Do is degene ‘met het snorretje’ en de lenige magere gestalte; ze is bekend met het boek wat Maurice ooit schreef en wordt met hem gekoppeld via de telefoon vondst. Ze wordt als het ware aan Maurice voorgesteld op zijn voorwaarde: met de telefoon. Ze is dierenactiviste en heeft haar ouders vroeg verloren na een vliegtuigongeluk in Portugal wat voor veel Nederlanders een bekend ongeluk was. Ze houdt van haar kleding en van Eau de Soir parfum. Ze kent gedichten van Bin Laden en heeft een portret van hem. En tenslotte houdt ze van plasseks, iets waarover in het interview met Steinz werd geantwoord dat het de hoofdfiguren meer gelijkwaardig in relatie maakt. Toen had ik het even niet meer, hoe grappig is die verklaring.
Ze heet pas Do Dhont als ze sterft en justitie weet deze naam. Van Adolphe Klein heeft justitie niet gehoord. Dit is vreemd en het betekent iets, maar wat weet ik niet. Dat ze een bekend activiste was ?
Dat er iemand gaat sterven, daar wordt in deel I een paar keer door Maurice naar verwezen met de vraag hoe het einde (van het verhaal) zal zijn, ‘van wie, waarvan’, maar met de kennis van een eventueel derde deel met Maurice en de voorbode in deel I over de duisternis die gaat komen zou het zowel Maurice als Do hebben kunnen zijn. Pas in deel II is het meer zichtbaar Do met haar keuze van de begraafplaats in hoofdstuk 27 deel II. In deel III had ook nog Maurice kunnen zijn of zelfs allebei dat zullen we niet meer weten.
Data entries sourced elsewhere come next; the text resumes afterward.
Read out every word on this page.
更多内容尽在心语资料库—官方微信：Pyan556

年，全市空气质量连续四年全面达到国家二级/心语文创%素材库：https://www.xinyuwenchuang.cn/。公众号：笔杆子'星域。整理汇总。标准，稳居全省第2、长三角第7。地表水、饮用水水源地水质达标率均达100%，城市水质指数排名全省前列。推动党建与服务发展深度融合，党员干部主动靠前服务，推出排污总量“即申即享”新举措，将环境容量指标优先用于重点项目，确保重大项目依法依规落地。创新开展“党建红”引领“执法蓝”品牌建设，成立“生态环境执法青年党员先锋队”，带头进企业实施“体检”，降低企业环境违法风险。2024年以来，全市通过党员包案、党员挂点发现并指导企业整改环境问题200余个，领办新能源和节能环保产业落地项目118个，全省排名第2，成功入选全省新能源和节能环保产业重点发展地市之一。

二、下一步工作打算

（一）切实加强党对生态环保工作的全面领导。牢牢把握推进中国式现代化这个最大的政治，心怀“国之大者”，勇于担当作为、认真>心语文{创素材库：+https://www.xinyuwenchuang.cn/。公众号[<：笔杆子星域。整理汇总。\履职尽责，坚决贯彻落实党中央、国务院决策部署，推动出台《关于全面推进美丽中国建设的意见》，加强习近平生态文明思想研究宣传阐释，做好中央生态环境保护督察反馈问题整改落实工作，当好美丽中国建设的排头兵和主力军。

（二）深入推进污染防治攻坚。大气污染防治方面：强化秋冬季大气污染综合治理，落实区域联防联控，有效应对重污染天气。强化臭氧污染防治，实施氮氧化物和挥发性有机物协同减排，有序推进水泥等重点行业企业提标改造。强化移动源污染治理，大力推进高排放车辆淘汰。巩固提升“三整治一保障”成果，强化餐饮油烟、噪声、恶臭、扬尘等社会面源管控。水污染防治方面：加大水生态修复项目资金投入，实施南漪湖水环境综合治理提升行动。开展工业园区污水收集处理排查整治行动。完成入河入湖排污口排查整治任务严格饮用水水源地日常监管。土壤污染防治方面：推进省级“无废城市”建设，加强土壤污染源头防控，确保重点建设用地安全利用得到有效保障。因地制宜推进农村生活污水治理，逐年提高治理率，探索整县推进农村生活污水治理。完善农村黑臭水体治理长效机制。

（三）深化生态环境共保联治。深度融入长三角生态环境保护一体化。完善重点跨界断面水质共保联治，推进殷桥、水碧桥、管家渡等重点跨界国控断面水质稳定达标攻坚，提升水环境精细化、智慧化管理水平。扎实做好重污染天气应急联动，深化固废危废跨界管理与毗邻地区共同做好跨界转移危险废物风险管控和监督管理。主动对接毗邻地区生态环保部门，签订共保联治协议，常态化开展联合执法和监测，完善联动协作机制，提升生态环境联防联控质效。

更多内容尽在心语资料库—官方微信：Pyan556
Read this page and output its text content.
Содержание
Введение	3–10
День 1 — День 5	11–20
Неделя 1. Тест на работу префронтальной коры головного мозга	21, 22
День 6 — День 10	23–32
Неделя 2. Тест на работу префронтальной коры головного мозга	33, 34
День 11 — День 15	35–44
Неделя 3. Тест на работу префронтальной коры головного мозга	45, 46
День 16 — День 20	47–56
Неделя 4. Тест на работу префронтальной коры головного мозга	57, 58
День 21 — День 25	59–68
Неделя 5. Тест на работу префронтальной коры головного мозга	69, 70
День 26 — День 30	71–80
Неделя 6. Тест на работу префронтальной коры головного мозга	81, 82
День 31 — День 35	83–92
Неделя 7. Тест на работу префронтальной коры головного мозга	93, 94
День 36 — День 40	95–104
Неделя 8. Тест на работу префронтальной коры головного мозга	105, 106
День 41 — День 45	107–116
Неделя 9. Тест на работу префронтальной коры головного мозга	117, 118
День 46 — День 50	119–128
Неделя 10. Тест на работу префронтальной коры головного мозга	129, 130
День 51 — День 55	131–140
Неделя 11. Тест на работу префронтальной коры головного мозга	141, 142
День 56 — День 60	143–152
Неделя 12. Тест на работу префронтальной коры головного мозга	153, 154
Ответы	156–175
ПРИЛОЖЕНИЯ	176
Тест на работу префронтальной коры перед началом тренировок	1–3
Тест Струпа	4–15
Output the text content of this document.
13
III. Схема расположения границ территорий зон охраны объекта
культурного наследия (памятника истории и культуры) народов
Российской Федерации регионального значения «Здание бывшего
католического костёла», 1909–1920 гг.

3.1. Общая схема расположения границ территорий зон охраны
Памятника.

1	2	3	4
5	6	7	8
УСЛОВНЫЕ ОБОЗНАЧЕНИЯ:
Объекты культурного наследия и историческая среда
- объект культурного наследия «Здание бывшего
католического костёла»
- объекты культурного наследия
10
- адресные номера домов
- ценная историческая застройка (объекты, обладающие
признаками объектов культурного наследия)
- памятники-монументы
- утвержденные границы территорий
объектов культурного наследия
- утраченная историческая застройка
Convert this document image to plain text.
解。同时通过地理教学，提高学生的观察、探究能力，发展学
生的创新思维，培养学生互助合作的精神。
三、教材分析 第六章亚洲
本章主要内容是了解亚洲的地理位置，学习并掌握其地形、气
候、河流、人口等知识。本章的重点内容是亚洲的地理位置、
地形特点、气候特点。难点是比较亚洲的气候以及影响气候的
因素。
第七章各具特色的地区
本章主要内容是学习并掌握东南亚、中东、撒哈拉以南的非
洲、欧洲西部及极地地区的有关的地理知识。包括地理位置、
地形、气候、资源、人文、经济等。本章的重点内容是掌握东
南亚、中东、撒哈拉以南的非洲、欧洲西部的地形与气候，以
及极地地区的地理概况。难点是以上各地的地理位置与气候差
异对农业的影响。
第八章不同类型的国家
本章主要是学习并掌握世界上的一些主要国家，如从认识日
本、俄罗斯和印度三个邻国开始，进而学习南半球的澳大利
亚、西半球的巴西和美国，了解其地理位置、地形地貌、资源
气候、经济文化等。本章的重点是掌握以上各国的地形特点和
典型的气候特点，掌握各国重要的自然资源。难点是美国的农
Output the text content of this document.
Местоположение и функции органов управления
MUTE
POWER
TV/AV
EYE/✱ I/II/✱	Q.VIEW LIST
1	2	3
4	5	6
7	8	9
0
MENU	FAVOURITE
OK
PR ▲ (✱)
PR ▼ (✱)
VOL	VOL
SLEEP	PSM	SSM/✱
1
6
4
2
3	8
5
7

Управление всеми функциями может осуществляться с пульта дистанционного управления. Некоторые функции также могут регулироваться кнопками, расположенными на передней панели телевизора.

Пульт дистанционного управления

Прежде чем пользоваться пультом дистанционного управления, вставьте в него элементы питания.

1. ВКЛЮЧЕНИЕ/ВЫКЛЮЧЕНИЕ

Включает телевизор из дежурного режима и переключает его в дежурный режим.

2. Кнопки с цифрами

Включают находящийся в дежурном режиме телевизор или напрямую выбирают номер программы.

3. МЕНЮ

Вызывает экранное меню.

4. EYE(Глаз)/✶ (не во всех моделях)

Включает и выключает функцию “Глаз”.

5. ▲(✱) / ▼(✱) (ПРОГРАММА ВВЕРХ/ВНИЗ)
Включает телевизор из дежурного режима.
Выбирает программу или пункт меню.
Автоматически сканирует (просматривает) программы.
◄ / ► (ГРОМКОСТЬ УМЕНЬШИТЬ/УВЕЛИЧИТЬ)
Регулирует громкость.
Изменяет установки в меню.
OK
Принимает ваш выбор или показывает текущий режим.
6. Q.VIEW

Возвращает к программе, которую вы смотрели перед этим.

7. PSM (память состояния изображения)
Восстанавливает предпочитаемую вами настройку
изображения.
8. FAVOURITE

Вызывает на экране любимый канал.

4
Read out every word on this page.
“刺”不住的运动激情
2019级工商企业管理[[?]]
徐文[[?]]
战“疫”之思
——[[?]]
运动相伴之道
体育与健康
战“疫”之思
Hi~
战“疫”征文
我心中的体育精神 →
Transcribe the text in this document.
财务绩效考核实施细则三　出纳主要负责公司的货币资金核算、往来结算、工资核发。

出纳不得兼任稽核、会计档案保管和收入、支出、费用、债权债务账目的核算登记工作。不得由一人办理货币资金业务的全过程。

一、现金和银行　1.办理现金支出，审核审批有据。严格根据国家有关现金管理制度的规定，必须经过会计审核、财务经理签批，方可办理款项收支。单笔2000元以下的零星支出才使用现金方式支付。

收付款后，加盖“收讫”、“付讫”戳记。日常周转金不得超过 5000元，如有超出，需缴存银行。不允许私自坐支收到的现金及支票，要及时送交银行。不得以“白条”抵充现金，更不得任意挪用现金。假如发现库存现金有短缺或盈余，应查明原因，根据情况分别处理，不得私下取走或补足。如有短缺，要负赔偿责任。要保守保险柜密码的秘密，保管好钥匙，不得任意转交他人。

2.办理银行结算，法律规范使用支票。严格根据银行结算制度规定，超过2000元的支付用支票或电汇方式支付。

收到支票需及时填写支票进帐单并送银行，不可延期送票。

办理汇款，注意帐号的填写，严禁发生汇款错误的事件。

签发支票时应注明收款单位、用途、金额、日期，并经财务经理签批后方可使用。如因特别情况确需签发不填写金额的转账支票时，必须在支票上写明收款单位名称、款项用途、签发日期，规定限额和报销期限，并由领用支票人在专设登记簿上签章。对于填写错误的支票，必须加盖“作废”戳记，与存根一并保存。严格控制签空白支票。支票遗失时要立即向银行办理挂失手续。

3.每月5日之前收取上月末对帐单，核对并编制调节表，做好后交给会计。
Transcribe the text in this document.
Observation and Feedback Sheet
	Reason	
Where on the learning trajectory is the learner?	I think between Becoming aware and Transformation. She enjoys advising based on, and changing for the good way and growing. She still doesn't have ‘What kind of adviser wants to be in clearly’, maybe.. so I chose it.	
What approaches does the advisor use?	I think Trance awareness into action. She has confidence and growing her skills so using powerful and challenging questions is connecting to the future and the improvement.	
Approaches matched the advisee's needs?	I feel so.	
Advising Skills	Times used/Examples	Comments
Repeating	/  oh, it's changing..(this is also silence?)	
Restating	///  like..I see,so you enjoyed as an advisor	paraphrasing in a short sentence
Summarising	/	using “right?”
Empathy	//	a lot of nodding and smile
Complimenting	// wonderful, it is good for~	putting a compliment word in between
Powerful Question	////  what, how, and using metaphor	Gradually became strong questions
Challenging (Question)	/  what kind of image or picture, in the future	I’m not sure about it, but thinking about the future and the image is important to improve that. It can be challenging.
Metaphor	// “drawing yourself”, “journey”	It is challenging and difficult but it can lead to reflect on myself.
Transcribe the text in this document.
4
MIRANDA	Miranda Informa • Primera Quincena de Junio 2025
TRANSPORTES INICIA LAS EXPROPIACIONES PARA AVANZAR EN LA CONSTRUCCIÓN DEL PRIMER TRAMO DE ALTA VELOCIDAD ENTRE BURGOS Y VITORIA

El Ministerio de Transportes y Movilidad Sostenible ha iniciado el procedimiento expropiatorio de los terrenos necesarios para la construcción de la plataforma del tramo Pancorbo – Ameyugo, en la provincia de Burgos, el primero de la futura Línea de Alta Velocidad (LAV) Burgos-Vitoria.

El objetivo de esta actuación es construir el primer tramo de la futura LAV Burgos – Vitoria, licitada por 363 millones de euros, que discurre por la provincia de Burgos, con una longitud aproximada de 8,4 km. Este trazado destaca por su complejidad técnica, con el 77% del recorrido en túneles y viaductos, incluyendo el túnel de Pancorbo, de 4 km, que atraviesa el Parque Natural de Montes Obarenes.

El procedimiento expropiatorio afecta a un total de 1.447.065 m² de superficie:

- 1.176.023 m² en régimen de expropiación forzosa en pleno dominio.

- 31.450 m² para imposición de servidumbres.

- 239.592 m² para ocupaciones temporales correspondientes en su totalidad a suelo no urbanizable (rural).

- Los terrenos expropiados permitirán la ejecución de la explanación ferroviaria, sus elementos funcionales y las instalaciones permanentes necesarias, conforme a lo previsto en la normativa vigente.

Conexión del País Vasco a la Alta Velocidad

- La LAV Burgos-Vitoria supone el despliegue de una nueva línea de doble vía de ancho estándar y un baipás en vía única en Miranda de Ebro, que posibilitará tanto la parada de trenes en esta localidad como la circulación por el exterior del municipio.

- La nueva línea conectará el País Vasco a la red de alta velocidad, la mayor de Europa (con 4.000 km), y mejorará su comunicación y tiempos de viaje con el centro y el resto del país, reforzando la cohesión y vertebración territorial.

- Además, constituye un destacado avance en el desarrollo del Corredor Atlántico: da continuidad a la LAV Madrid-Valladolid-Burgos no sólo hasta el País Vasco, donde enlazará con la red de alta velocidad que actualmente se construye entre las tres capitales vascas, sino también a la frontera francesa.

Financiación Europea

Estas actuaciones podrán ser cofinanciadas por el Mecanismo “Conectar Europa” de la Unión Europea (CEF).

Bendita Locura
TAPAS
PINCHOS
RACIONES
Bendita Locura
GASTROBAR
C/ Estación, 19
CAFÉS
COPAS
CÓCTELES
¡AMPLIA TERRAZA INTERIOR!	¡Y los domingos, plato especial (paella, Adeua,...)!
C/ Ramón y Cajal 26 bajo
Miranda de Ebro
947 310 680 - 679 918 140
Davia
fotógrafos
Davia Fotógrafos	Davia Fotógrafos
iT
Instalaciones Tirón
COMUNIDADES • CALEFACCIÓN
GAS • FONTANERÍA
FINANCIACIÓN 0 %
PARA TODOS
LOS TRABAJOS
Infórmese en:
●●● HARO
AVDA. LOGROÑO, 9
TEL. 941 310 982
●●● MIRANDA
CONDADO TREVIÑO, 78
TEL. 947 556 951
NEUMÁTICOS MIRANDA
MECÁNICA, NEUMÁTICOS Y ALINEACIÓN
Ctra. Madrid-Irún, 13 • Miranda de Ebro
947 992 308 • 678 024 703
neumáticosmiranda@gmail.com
Het woord ‘prisoner of compassion’ komt bij mijn weten niet uit een lied van Guns N’ Roses, zoals ‘Use your illusion’ . Toch is dit Engels samen met andere Engelse termen opgenomen. Het zal wel toeval zijn, maar het kan toch zijn dat de term ‘prisoner’ van Mrs Dalloway komt van Virginia Woolf, een auteur die ook ergens kort genoemd werd vanwege de zelfmoord. In Mrs Dalloway is het de jeugdvriendin Sally waar Clarissa verliefd op was, zoals activiste Sally nu voor Do belangrijk was. Als Sally weer verschijnt in Mrs Dalloway zegt ze, “what can one know even of the people one lives with every day? she asked. Are we not all prisoners? She had read a wonderful play about a man who scratched on the wall of his cell, and she had felt that was true of life — one scratched on the wall”. Dit is een ander idee dan prisoner of compassion zijn in Koetsier Herfst, maar het lijkt wel een reden om het Engels te handhaven en er iets anders van te maken. In het interview met Steinz zegt Charlotte Mutsaers erg opgetogen te zijn geweest toen ze deze complete term ‘prisoner of compassion’ hoorde, dus mogelijk is het toch ergens anders vandaan. In het interview in 2008 met Maartje den Breejen (op haar blog te lezen) legt Charlotte Mutsaers uit dat de term gebruikelijk is in de dierenactivistenwereld (er bestaat een blad van het dierenbevrijdingsfront), als iemand die wegens dierenactivisme achter de tralies belandt.
Feit en fictie spelen in het boek door elkaar, uit de introductie is er het Front des anges bestiaux de Dunquerque, dat dierenactivisme uitdraagt en niet bestaat, en Do is lid van het Lobster Liberation Front. De laatste groepering bestaat wel, heeft als standplaats Charlottesville en hun acties werden tussen 2000 en 2008 uitgevoerd. Op de achterflap staat de auteur voor hotel Polaris in Oostende, dat is een bewuste keuze, ze was daar kennelijk ook om een deel van het boek af te maken, maar je wilt kennelijk ook niet vermijden dat auteur en hoofdrolspeelster Do een gelijkenis hebben.
Fraai is de dichter Christian Morgenstern die de literatuur tart door gewone woorden in te lassen in wat door moet gaan voor poëtische teksten (hoofdstuk 26 deel 2, het abstracte maar ook out of the ordinary gedicht Das Knie). Hier is een voorbeeld van iemand die uit de consensus van de dichters stapt, die iets heeft gezien wat anderen nog niet zagen, de absurditeit van woorden als ze rijmen en op een schema worden gezet en bijna kinderlijk uit hun gebruikelijke context worden gehaald. Hij heeft ook een aandeel in Zeepijn (1999). Een mooie vondst van Charlotte Mutsaers.